Zwei Deutsche verkaufen an ihrem Stand alles zugleich und spielen live sogar auf Maultrommel und Handpan, um auf sich aufmerksam zu machen.

So weit, so erwartbar. Dass es sich bei den Klangschalen um Instrumente handelt, die überhaupt nur für Europa hergestellt werden und in Nepal gar nicht gespielt werden, darüber schauen wir mal freundlich hinweg. Immerhin besitzt der deutsche Hauptanbieter für Klangschalen-Massagen, Peter Hess, so viel Respekt, dass sein Stand nicht in der asiatischen Halle steht, sondern in der „Natural Living“-Halle. Gleich neben einem Anbieter mit esoterischen Wohlfühl-Naturklang-CDs.

Wobei wir bei dem eigentlichen Problem dieser Messe angekommen sind. Zusammengehalten wird nämlich die gesamte Ausstellung mit so verschiedenen Anbietern durch das Konzept von „Natürlichkeit“, „Wohlfühlen“ und „Gesundheit“. Die Kleinhändler aus dem globalen Süden finden sich in Berlin plötzlich zwischen Traumduft-Fläschchen, Shiatsu-Massagen und Barfußschuhen wieder. Was für sie harte Arbeit und finanzielles Risiko zur Sicherung ihrer Lebensgrundlage bedeutet, wird in Berlin als „Rückkehr zur Natur“ vermarktet und die ausländischen Händler zu „Naturmenschen“ degradiert.

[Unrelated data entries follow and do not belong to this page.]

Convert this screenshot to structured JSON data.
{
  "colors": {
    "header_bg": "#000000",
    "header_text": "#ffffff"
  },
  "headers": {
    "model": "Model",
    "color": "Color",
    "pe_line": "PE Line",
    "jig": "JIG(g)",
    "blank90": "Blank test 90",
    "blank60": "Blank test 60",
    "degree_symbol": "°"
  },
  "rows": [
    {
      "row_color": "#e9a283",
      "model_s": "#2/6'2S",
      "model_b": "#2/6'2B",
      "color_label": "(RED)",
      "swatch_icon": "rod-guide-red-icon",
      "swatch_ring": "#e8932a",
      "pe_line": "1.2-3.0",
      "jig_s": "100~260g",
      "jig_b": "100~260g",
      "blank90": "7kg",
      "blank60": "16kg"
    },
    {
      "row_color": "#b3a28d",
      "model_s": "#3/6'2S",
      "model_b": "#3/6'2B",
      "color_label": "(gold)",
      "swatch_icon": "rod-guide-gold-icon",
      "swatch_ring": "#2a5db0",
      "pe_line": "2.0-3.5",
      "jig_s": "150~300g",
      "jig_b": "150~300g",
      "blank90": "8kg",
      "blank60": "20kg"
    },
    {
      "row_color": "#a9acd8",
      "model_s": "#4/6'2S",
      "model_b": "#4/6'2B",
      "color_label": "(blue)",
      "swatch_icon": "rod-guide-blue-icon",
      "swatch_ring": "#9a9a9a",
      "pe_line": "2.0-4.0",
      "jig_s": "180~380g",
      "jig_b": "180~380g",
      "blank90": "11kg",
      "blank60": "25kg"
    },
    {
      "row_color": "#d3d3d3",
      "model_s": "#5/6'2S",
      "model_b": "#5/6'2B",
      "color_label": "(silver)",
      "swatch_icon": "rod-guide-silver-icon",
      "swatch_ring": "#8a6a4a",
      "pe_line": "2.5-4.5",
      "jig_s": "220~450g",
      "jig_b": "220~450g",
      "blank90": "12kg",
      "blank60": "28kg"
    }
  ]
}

Ach ja, die außen groß angepriesenen „Fair-Trade Produkte“ finden sich seit 3 Jahren am Rande einer Halle auch, vertreten durch ein paar Organisationen und 2-3 Ständchen von Eine-Welt-Läden. Im Gespräch gibt ein Vertreter mir gegenüber zu, dass er sich wundert, zu welchen Preisen bestimmte Produkte hier von afrikanischen Händlern angeboten werden. Fair gehandelt müssten die etwa 30% mehr kosten.

Böse Stimmen haben mir vor Jahren übrigens berichtet, dass am letzten Tag der Messe deutsche Großhändler immer mit Lastwagen vor der Tür stehen und den Händlern alles zu Spottpreisen abkaufen, da diese sich den Rücktransport ihrer Güter nicht leisten können. Immerhin, viele Händler sehe ich seit Jahren dort immer wieder. Irgendwie muss es sich für sie dennoch lohnen. Ist nicht das Ansinnen, den Produzenten solcher Produkte ohne deutsche Zwischenhändler einen Markt zu geben, doch positiv zu bewerten?

Ich sehe zu, wie Schulklassen durch die Gänge streunen, wie drei Teenager den ghanaischen Händler beim Preis von drei Spielzeug-Djemben um ein paar Euro herunterhandeln, später sich dann für 2,- Euro pro Stück ohne Widerspruch eine Brezel bei Ditsch-Stand in der Eingangshalle kaufen und gechillt die Messe wieder verlassen.

Schöne Welt, die einem dort vorgegaukelt wird! Stören eigentlich nur die Obdachlosen, die in der Unterführung vor der S-Bahn leben. Die bekommen weder etwas von den Traumdüften oder Barfußschuhen ab – dabei leben sie doch ganz „nah an der Natur“.